Небольшим леском из молодых сосенок и березок Авдотья направилась к реке. Земля здесь была усеяна белым цветом земляники; кое-где завязывались твердые зеленые ягоды. Авдотье попалась крупная, с малину, совсем спелая ягода. Вкус ее был необыкновенно сложен; казалось, чтоб создать его, земляника собрала дань со всех других ягод и плодов. Она напоминала и малину, и грушу, и подмороженное октябрьским холодком антоновское яблоко, и даже ананас, который Авдотье довелось однажды попробовать в Москве, когда она была на Сельскохозяйственной выставке.

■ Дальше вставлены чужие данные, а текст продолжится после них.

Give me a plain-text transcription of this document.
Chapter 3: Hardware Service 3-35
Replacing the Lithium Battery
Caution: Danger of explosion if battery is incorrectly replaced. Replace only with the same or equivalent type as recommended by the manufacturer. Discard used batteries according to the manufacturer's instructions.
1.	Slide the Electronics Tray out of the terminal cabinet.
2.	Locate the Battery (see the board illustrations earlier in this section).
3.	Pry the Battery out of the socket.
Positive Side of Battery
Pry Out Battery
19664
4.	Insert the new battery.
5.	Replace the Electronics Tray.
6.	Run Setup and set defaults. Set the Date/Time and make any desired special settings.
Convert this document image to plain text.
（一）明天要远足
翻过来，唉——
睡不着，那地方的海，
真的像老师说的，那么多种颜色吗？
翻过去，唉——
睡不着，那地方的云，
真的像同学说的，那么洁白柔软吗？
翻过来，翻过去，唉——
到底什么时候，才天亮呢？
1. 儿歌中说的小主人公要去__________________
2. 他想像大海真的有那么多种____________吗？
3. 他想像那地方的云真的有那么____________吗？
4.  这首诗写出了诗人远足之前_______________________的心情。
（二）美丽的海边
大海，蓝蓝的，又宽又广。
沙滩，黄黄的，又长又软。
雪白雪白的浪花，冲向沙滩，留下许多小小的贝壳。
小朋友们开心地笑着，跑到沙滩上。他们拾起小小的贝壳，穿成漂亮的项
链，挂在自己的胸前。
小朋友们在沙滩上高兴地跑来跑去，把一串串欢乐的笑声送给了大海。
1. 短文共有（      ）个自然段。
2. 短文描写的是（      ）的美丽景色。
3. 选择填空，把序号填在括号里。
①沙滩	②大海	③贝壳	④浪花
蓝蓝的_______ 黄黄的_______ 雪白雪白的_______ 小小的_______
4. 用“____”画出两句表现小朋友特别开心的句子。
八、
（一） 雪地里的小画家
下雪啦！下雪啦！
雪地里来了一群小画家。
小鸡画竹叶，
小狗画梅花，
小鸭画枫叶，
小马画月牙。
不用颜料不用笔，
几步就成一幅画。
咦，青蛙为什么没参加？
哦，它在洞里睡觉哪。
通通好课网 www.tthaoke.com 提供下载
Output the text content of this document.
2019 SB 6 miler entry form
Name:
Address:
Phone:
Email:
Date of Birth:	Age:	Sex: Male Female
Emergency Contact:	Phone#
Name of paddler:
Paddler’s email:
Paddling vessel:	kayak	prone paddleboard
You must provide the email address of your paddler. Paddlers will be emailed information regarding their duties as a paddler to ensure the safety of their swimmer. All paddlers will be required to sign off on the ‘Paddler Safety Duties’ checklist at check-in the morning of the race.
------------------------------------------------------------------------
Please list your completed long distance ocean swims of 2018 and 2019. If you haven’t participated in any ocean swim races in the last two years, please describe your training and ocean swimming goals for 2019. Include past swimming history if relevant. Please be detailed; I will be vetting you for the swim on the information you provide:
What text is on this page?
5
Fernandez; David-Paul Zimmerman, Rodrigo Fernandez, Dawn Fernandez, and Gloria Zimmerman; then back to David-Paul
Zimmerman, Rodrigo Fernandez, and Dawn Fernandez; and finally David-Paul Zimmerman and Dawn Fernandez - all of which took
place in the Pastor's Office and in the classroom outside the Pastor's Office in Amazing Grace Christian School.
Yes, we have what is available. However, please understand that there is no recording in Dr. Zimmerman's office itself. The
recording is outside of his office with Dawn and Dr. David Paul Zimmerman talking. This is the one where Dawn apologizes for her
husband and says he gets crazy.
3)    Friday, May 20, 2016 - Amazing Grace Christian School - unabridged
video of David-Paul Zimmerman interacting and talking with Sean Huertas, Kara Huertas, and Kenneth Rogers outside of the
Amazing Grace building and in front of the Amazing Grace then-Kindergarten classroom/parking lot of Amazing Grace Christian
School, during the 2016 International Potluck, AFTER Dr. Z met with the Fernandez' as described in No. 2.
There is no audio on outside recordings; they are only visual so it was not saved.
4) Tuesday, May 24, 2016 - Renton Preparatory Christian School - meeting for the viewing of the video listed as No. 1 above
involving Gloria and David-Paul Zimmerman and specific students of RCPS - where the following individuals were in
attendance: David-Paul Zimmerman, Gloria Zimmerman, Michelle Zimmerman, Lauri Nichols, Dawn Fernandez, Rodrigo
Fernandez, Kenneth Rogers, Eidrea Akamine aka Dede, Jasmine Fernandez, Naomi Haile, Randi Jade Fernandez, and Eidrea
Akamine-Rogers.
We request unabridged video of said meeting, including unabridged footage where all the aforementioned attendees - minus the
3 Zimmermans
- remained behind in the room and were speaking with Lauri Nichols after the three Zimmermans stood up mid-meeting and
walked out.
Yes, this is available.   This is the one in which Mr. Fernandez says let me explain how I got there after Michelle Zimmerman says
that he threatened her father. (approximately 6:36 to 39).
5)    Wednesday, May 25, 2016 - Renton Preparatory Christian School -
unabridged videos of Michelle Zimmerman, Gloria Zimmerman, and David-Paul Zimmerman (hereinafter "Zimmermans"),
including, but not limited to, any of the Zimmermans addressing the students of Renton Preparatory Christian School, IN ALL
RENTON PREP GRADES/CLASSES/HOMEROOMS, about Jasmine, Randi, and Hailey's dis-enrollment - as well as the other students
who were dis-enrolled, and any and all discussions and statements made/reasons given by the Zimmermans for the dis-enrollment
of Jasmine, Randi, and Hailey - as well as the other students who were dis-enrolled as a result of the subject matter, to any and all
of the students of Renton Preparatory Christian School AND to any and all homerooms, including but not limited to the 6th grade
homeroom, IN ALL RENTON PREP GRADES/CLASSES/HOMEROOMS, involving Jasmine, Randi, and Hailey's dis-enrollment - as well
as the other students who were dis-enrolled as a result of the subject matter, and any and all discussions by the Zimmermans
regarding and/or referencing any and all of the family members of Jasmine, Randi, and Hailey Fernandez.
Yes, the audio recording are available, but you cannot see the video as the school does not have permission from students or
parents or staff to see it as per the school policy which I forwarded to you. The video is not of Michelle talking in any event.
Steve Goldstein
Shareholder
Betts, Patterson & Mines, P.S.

«Пожалуй, этот сорт лучше того, что у нас разводят, — думала Авдотья. — Место тут порядком влажное, а ведь, говорят, земляника не любит лишней влаги. Может, тут почва перегноем богата? Что же, придется взять агронома за бока. А то развел какую-то сухомятину и успокоился…»

Тучка прошла над лесом, пролившись минутным ливнем. Все краски стали ярче, сочнее, каждая хвоинка обрела свой особый оттенок; серая шелуха шишек, устилавшая землю, окрасилась в самые разные цвета — синий, желтый, красный, лиловый, золотой. Мельчайшая дождевая пыль серебристым инеем замохнатила траву; льдинками сверкали капли влаги в рюмочках листьев и чашках колокольчиков. Казалось, зима и лето объединились в этот миг, чтобы украсить лес двойной прелестью цветенья и мороза.

Выйдя из леска, Авдотья повстречалась со стадом. Коровы брели медленно, со вкусом поедая влажную приречную траву. И все же смуглые скулы Авдотьи покраснели от гнева. Она приметила, что резвые нетели забежали вперед и обирают самую лучшую, сочную траву, а степенным, неторопливым рекордисткам остаются объедки. Головной же пастух и в ус себе не дует, спокойно шествует обочь стада, и его длинный бич волочится по земле.

— Костик! — позвала Авдотья.

Подошел старый пастух. Хотя стоял жаркий полдень, он был одет в длинный плащ с капюшоном, застегнутый на все пуговицы. На маленьком, сморщенном лице голубели слезящиеся кроткие глаза.

— Костик! — гневно сказала Авдотья. — Ты бы хоть очки себе купил, коли слеза зренье застит…

— Да ты о чем, Марковна? — зашепелявил Костик. — Неужто я, до шести десятков доживши, не знаю, что почем?

— Это как так до шести десятков? — возмутилась Авдотья. — Будто ты столько меня моложе! До шести с хвостиком, скажи, да и хвостику лет восемь.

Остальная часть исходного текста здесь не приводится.